Observant que l’article L. 2113-6 « ne comporte aucune règle de fond encadrant le nom des communes nouvelles », les magistrats confirment qu’il n’existe aucun principe qui obligerait que le nouveau nom soit en lien avec celui des anciennes communes. Toutefois, dans le cas d’espèce, les juges relèvent que, bien qu’aucune règle n’encadre le choix des noms des communes, le nom choisi est manifestement inspiré par un principe de réalité. Ils soulignent en effet que, d’une part, le nom générique « les Deux Alpes », qui a notamment été donné à la station de ski éponyme, évoque la « réunion des deux alpages, l’alpe du Mont-de-Lans et l’alpe de Venosc ». D’autre part, ils soulignent que l’essor commun des deux communes s’est fait autour de la station des Deux-Alpes dont le domaine skiable est situé sur leurs deux territoires. C’est pourquoi, constatant le bien-fondé de cette dénomination au regard des considérations géographiques et historiques, les magistrats de la C.A.A. de Lyon rejettent l’argument selon lequel ce choix de nom aurait été retenu « pour des considérations commerciales ».

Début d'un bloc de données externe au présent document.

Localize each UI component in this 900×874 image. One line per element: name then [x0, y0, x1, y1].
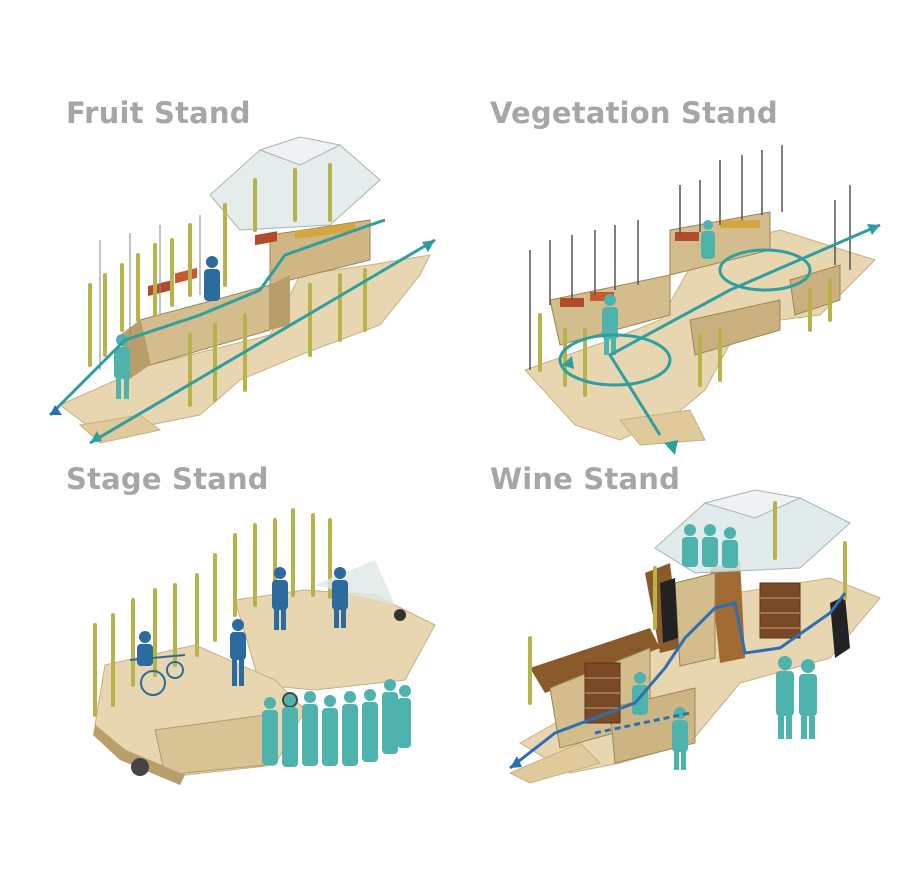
- arrow-head-icon: [510, 756, 522, 768]
- plant-stalks: [538, 278, 832, 397]
- stage-stand-illustration: [93, 508, 436, 785]
- person-figure: [204, 256, 220, 301]
- vegetable-crate: [675, 232, 699, 241]
- arrow-head-icon: [664, 440, 678, 455]
- wine-stand-wall: [530, 628, 660, 693]
- arrow-head-icon: [422, 240, 435, 252]
- vegetation-stand-illustration: [524, 145, 881, 455]
- wine-bottle-grid: [585, 597, 800, 709]
- stage-wheel: [131, 758, 149, 776]
- fruit-stand-canopy-roof: [258, 136, 342, 166]
- stage-step: [154, 714, 266, 776]
- person-figure: [114, 334, 130, 399]
- vegetation-stand-title: Vegetation Stand: [490, 96, 778, 130]
- circulation-path: [509, 592, 847, 770]
- arrow-head-icon: [50, 405, 62, 415]
- wine-stand-illustration: [508, 489, 881, 784]
- wine-stand-wall-dark-panel: [830, 596, 850, 658]
- drum-kit-icon: [129, 654, 186, 696]
- wine-stand-title: Wine Stand: [490, 462, 681, 496]
- drummer-figure: [137, 631, 153, 666]
- stage-stand-title: Stage Stand: [66, 462, 269, 496]
- audience-crowd: [262, 679, 411, 767]
- stage-edge-shadow: [93, 725, 185, 785]
- wine-stand-wall-inner: [674, 572, 716, 667]
- fruit-crate: [148, 280, 170, 297]
- person-figure: [701, 220, 715, 259]
- wine-stand-wall-dark-panel: [660, 578, 678, 643]
- trellis-poles: [529, 145, 851, 370]
- person-figure: [602, 294, 618, 355]
- vegetation-stand-ramp: [619, 409, 706, 446]
- fruit-stand-wall-side: [270, 275, 290, 330]
- fruit-crate: [295, 222, 355, 240]
- fruit-crate: [255, 231, 277, 246]
- person-figure: [632, 672, 648, 715]
- performer-figure: [272, 567, 288, 630]
- arrow-head-icon: [867, 224, 880, 235]
- trellis-poles: [99, 215, 201, 370]
- wine-stand-ramp: [508, 742, 601, 784]
- visitor-group: [776, 656, 817, 739]
- wine-stand-canopy-roof: [703, 489, 802, 519]
- wine-stand-wall: [710, 560, 745, 663]
- vegetation-stand-wall: [789, 264, 841, 316]
- stage-spotlight-beam: [315, 560, 395, 605]
- circulation-loops: [558, 223, 881, 436]
- arrow-head-icon: [562, 356, 574, 369]
- arrow-head-icon: [90, 431, 102, 443]
- circulation-arrows: [48, 218, 436, 445]
- vegetation-stand-wall: [689, 299, 781, 356]
- performer-figure: [332, 567, 348, 628]
- plant-stalks: [528, 501, 847, 705]
- performer-figure: [230, 619, 246, 686]
- visitor-group: [682, 524, 738, 568]
- vegetable-crate: [590, 292, 614, 301]
- fruit-crate: [175, 267, 197, 284]
- vegetable-crate: [560, 298, 584, 307]
- wine-rack: [759, 582, 801, 639]
- vegetable-crate: [720, 220, 760, 228]
- fruit-stand-illustration: [48, 136, 436, 445]
- fruit-stand-title: Fruit Stand: [66, 96, 251, 130]
- stage-speaker: [394, 609, 406, 621]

Cette décision n’est pas une solution isolée. En effet, par un jugement du 22 novembre 2016, soit près d’un an avant la décision de première instance dans l’affaire d’espèce, le Tribunal administratif de Châlons-en-Champagne (n° 1600196), saisi d’une question relativement similaire, a validé la création de la commune nouvelle « d’Aÿ-Champagne » en dépit de l’existence de la marque « Champagne ». Adoptant un raisonnement proche de celui de la C.A.A. de Lyon, le T.A. avait jugé que : « le nom d’Aÿ-Champagne était déjà le nom d’usage, largement utilisé et reconnu tout au long du XXème siècle, de l’ancienne commune d’Aÿ ; que, de plus, historiquement, le terme “Champagne” est associé à cette commune depuis le Xème siècle ; que, par ailleurs, les trois anciennes communes concernées par le nouveau nom de la commune fusionnée se situent géographiquement en Champagne dans un secteur de viticulture de vins de Champagne ; que l’intérêt public local à l’appellation de la nouvelle commune est ainsi établi ».
Si, dans le cas d’espèce, la notion « d’intérêt public local » n’est pas évoquée par les magistrats de la C.A.A. de Lyon, il ressort de ces décisions que les circonstances locales et historiques semblent être des éléments largement pris en compte par les tribunaux administratifs pour valider le nom d’une commune nouvelle créée dans le champ d’application géographique d’une marque déposée.